He said that cardiology here was about five years more advanced than in the USA. Im sure there exceptions. Im sure that institutions like Mass General in Boston, Mt. Sainai in New York, etc. offer top care. Presbyterian in Dallas is also first rate. But there is the accessibility issue, and a lot of people live hundreds of miles from a first rate institution.
Germany is relatively compact, so that is less of an issue here. Insurance is an issue for me, though not for my wife. As a German social worker, she knows the ropes, although even she had no health insurance from age 60 to 65 (sorry for the propagandists, but universal health insurance in Germany is a myth). I had to pay for her German equivalent of COBRA for five years, though that was only a fifth of what I would have had to pay. I was quoted a premium of about $35,000 per year, and that was 15 years ago.

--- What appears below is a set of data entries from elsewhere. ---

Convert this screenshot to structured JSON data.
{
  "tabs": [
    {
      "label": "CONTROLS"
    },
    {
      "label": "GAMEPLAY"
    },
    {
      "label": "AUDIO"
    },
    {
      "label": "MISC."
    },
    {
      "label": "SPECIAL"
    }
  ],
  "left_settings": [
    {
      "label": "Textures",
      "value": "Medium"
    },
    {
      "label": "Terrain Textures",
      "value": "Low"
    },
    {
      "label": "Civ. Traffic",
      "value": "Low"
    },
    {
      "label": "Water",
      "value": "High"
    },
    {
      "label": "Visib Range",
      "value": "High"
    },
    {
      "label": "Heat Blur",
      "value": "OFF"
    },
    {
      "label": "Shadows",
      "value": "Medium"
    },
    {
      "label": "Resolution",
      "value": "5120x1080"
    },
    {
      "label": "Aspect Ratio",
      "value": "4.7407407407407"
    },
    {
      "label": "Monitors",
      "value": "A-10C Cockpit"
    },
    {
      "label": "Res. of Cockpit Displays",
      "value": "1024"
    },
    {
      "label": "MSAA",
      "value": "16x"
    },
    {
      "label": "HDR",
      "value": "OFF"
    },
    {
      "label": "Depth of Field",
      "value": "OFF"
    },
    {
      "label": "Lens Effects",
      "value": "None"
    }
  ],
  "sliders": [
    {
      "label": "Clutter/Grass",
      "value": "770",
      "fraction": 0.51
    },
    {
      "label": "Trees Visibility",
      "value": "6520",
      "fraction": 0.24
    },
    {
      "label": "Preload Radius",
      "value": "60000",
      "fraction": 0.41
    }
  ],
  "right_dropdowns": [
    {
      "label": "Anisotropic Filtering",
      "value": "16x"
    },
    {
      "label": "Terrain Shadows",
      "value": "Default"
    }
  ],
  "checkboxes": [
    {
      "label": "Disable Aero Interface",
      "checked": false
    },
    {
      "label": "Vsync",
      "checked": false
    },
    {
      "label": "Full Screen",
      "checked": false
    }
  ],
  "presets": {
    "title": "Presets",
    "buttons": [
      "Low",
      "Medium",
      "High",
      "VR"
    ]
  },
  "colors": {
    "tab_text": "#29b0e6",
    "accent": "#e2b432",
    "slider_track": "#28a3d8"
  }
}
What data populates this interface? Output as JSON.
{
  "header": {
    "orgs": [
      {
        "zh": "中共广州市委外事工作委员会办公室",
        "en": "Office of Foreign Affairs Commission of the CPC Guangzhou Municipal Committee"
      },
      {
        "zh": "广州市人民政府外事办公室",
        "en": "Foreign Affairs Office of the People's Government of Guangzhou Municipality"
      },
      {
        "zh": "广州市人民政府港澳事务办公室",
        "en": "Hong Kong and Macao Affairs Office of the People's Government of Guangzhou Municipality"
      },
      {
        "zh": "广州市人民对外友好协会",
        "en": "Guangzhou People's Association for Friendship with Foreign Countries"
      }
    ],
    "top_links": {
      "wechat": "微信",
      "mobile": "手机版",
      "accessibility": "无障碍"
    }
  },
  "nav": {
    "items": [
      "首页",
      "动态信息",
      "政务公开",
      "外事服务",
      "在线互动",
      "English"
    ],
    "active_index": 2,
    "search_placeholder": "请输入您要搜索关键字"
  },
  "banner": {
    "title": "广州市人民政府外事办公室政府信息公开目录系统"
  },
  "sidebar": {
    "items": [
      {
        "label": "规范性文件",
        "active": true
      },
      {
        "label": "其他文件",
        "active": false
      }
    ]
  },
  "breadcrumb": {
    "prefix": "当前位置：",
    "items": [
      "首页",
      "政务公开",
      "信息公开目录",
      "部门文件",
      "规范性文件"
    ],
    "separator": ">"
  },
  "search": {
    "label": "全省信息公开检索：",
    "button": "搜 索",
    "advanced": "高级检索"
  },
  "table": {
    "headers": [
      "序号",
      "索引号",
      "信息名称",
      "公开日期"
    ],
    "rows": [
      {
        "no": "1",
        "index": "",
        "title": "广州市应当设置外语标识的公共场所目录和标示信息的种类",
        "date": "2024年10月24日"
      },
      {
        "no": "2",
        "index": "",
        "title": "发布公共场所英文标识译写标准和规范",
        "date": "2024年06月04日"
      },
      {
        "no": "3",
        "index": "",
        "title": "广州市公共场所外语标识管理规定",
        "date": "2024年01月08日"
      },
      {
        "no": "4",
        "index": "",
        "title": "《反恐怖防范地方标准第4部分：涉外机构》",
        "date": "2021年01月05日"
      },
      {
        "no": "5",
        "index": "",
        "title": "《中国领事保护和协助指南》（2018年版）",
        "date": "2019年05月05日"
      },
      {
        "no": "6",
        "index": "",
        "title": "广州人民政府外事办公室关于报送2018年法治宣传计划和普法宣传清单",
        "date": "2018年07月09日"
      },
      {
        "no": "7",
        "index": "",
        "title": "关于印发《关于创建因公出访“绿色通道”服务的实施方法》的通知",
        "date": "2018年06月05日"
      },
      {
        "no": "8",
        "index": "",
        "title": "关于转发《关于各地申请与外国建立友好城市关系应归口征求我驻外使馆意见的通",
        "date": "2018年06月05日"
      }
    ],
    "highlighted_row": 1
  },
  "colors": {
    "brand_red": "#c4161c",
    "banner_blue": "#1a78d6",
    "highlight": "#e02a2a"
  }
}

I am officially on BCBS from my employer in Texas, though they deny everything, so I am basically uninsured. Fortunately, care like I am currently receiving in Germany only costs about a third of what it costs in the States, so Im still less out of pocket than I would be by paying the $35,000 yearly premium.
Ill bet Blue Cross could make a fortune by chartering planes full of insured patients to Germany and getting them treated here instead of in overpriced American hospitals. I guess they would need a magic pill to give them a knowledge of German, although of all the doctors and nurses that treated me yesterday, only the head surgeon was actually a native-born German. The rest were Polish, Armenian, Chinese and Malagasy. Still, every one of them spoke impeccable German.